While the zero percent deals are being discontinued, automakers appear poised to replace them with cash-back incentives that may be just as costly.

With U.S. consumer confidence apparently on the upturn, some auto industry executives are starting to openly question whether boosting

rebates to prop up unit sales does more harm than good to the bottom line and to their relationship with vehicle buyers.

Many Wall Street analysts say that rather than tapping into a greater overall demand for vehicles, zero percent interest deals merely "pulled forward" buyers who otherwise would have bought vehicles in the coming months.

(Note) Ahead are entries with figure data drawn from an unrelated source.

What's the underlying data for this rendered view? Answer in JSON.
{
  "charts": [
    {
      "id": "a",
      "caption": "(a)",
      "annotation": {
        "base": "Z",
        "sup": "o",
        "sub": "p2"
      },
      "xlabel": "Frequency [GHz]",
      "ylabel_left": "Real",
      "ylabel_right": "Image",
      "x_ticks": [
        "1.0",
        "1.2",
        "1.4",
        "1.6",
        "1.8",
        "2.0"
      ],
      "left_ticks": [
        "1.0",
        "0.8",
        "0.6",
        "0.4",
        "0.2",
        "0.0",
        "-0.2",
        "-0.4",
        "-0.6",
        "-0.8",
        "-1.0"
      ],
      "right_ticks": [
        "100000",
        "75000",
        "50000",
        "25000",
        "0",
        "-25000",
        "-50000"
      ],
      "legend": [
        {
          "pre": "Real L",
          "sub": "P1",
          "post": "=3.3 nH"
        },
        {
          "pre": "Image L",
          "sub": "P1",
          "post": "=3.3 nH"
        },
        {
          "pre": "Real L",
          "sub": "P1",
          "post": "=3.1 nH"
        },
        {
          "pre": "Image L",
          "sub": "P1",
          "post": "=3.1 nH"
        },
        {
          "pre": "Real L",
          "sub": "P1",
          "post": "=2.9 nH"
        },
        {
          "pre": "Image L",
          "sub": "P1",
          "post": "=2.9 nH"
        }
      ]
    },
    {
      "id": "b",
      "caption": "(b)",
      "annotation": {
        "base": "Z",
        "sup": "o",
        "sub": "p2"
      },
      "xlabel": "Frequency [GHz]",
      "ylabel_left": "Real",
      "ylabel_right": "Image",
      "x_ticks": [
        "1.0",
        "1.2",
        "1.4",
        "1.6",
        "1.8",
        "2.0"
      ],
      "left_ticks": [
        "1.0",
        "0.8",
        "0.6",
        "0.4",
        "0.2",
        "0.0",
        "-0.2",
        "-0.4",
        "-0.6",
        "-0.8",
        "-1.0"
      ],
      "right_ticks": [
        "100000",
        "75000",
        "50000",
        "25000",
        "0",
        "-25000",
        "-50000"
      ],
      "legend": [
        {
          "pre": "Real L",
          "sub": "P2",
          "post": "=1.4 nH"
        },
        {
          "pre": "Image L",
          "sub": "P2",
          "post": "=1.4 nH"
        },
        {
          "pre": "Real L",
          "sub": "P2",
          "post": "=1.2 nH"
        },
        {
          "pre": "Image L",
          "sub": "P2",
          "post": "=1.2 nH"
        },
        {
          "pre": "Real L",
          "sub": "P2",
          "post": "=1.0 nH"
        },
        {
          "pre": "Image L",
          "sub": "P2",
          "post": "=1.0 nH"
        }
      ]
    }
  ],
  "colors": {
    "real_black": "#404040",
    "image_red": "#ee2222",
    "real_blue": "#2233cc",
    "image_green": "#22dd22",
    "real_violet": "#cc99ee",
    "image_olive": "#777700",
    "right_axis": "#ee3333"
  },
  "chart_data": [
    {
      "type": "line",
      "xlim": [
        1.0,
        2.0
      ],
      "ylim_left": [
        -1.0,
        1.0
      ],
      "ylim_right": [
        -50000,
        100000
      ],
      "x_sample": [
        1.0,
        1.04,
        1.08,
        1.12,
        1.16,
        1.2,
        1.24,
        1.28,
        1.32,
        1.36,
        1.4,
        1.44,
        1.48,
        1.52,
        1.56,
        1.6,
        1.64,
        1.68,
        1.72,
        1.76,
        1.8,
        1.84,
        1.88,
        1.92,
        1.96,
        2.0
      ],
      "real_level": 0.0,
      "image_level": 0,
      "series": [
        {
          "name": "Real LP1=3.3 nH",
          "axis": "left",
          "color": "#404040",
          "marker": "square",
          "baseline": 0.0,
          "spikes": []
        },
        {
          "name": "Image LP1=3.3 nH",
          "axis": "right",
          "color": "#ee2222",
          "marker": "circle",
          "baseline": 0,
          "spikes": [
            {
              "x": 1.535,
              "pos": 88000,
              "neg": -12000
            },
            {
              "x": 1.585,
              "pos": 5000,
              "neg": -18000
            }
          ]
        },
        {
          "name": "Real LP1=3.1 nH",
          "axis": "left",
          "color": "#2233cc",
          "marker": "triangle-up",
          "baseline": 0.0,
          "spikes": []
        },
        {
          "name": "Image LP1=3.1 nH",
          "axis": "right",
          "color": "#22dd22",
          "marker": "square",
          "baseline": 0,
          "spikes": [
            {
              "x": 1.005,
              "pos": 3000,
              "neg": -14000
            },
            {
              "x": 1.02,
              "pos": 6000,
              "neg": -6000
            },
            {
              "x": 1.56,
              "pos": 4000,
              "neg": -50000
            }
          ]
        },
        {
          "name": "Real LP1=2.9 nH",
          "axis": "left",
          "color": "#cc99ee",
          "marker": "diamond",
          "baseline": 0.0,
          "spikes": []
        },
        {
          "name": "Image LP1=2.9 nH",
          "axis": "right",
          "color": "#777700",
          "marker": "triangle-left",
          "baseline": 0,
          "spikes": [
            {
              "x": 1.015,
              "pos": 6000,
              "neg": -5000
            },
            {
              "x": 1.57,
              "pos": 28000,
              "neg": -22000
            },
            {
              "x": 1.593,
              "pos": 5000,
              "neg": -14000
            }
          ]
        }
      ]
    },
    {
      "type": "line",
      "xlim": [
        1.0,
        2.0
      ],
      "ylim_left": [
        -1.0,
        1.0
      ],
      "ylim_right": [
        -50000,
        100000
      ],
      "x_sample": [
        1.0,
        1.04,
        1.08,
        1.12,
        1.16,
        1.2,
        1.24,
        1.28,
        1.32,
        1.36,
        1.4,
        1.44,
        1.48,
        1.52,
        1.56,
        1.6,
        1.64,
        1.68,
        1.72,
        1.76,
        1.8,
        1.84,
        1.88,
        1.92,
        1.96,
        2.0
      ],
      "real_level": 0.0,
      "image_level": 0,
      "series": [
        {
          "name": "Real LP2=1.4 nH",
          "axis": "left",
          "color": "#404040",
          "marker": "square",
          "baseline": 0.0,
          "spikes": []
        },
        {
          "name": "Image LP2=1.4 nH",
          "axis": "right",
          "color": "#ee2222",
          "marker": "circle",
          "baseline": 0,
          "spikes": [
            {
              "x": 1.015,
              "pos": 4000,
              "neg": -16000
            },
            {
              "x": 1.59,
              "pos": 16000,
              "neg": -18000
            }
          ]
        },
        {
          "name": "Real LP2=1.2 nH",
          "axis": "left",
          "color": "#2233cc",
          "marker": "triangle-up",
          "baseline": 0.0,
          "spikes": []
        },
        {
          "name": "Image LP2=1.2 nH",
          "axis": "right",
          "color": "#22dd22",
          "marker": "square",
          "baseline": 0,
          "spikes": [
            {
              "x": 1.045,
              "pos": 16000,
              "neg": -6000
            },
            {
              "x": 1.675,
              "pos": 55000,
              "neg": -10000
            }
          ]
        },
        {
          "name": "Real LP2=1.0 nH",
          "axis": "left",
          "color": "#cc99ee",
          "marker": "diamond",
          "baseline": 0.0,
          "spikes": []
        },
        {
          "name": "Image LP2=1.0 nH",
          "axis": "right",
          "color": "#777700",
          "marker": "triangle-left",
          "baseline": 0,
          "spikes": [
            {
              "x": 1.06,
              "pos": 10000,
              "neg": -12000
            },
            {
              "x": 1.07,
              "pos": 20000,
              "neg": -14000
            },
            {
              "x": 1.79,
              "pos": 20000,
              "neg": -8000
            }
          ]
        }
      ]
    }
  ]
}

Auto executives at Detroit's annual auto

extravaganza have predicted U.S. car sales will drop 10 percent or more this year. Still, new vehicle designs, the continued strength of sales of light trucks and SUVs, and an predicted drop in unemployment by spring could add up to a respectable year for automakers, said Paul Taylor, chief economist for the National Automobile Dealers Association (NADA).

"There are still very strong incentives out there," including 2.9 to 6.9 percent financing, Taylor told the San Francisco Chronicle. Taylor predicts sales of 15.9 million new vehicles in the United States in 2002, down from 17.1 million last year.